Groß Rosenburg/Breitenhagen l Die Freigabe des sanierten Kreisstraßenabschnitts vom Ortsausgang Groß Rosenburg bis zum Abzweig nach Lödderitz verlängert sich weiter. Die Chaussee wurde trotz Absperrschildern von den Kraftfahrern munter genutzt. Denn zu viel Frust steckt besonders den Breitenhagenern in den Knochen, die regelmäßig diese Straße benutzen müssten.

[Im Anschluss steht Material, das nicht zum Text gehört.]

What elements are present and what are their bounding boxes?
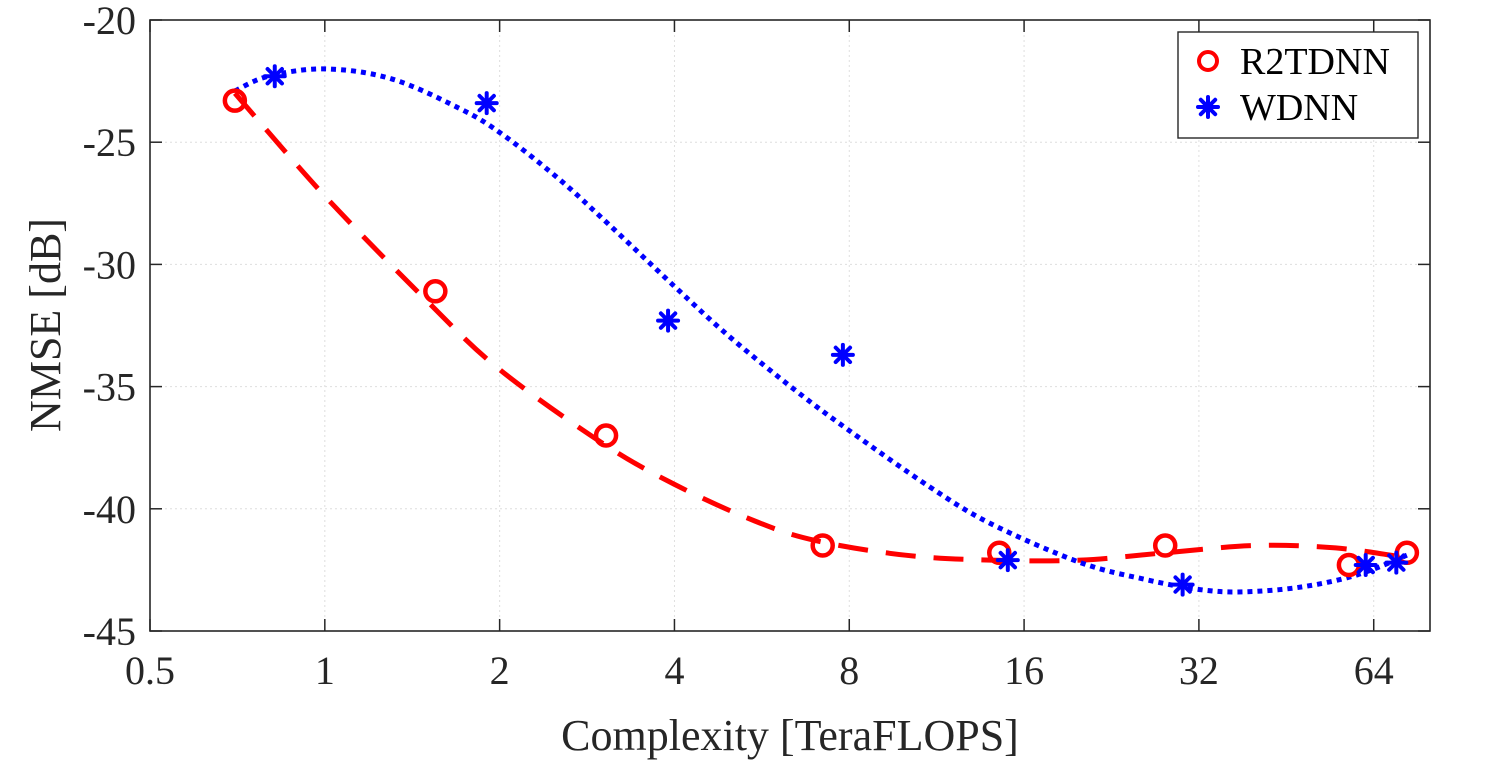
y-tick-label: -35 xyxy=(83,365,136,410)
asterisk-core xyxy=(1203,102,1213,112)
asterisk-core xyxy=(1003,555,1013,565)
point-r2tdnn xyxy=(1152,533,1178,558)
fit-line-r2tdnn xyxy=(233,91,1408,564)
point-r2tdnn xyxy=(222,88,248,113)
point-wdnn xyxy=(262,64,287,89)
y-tick-label: -30 xyxy=(83,242,136,287)
x-tick-label: 8 xyxy=(839,648,859,693)
point-wdnn xyxy=(1170,572,1195,597)
point-wdnn xyxy=(656,308,681,333)
point-r2tdnn xyxy=(423,279,448,304)
y-tick-label: -20 xyxy=(83,0,136,43)
legend: R2TDNN WDNN xyxy=(1177,31,1419,139)
tick-labels: 0.5 1 2 4 8 16 32 64 -20 -25 -30 -35 -40 -45 xyxy=(83,0,1394,693)
asterisk-core xyxy=(270,71,280,81)
point-r2tdnn xyxy=(810,533,835,558)
asterisk-core xyxy=(1361,560,1371,570)
plot-frame xyxy=(149,19,1431,632)
x-tick-label: 4 xyxy=(664,648,684,693)
legend-marker-wdnn xyxy=(1196,95,1220,119)
legend-label-r2tdnn: R2TDNN xyxy=(1240,41,1390,83)
x-tick-label: 32 xyxy=(1179,648,1219,693)
x-tick-label: 16 xyxy=(1004,648,1044,693)
point-wdnn xyxy=(474,91,499,116)
x-tick-label: 64 xyxy=(1354,648,1394,693)
asterisk-core xyxy=(1391,558,1401,568)
point-r2tdnn xyxy=(593,423,619,448)
data-markers xyxy=(222,64,1420,597)
x-tick-label: 0.5 xyxy=(125,648,175,693)
x-tick-label: 1 xyxy=(315,648,335,693)
legend-box xyxy=(1177,31,1419,139)
asterisk-core xyxy=(663,316,673,326)
fit-line-wdnn xyxy=(233,66,1408,595)
legend-asterisk-glyph xyxy=(1196,95,1220,119)
legend-label-wdnn: WDNN xyxy=(1240,87,1358,129)
y-axis-title: NMSE [dB] xyxy=(21,218,70,432)
y-tick-label: -45 xyxy=(83,609,136,654)
axis-ticks xyxy=(149,19,1430,632)
point-wdnn xyxy=(830,342,855,367)
x-axis-title: Complexity [TeraFLOPS] xyxy=(561,711,1019,760)
x-tick-label: 2 xyxy=(490,648,510,693)
asterisk-core xyxy=(1178,580,1188,590)
fit-curves xyxy=(233,66,1408,595)
point-wdnn xyxy=(1353,553,1378,578)
point-wdnn xyxy=(995,548,1020,573)
asterisk-core xyxy=(838,350,848,360)
legend-marker-r2tdnn xyxy=(1197,50,1219,72)
y-tick-label: -25 xyxy=(83,120,136,165)
point-wdnn xyxy=(1384,550,1409,575)
asterisk-core xyxy=(482,98,492,108)
y-tick-label: -40 xyxy=(83,487,136,532)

Der Salzlandkreis als Auftraggeber der Hochwasserschadensbeseitigungsmaßnahme zankt sich seit Wochen mit der Baufirma wegen Qualitätsmängeln herum. Wer weiß, wie lange in Deutschland derartige Streitigkeiten dauern können, wird sich über die Dauer der Sperrung nicht wundern.

Freigabe mehrmals verschoben

„Da wir keine Einigung mit dem Auftragnehmer erzielen konnten, haben wir nunmehr eine Rechtsanwaltskanzlei mit der Durchsetzung der Interessen des Salzlandkreises beauftragt. Sie wird auch prüfen, ob und unter welchen Voraussetzungen eine eingeschränkte Verkehrsfreigabe erfolgen kann, ohne dass die durch uns gestellten Forderungen vakant werden“, schrieb Ralf Felgenträger, Betriebsleiter des zuständigen Kreiswirtschaftsbetriebes des Salzlandkreises auf Volksstimme-Anfrage. Was die illegale Befahrung betrifft, so habe das bauausführende Unternehmen die Absicht, dies durch das Aufstellen von Betonteilen zu unterbinden, teilte er weiterhin mit. So hieß es Dienstagabend. Gestern machte die Firma wirklich ernst, in dem sie erwähnte Betonblöcke setzte.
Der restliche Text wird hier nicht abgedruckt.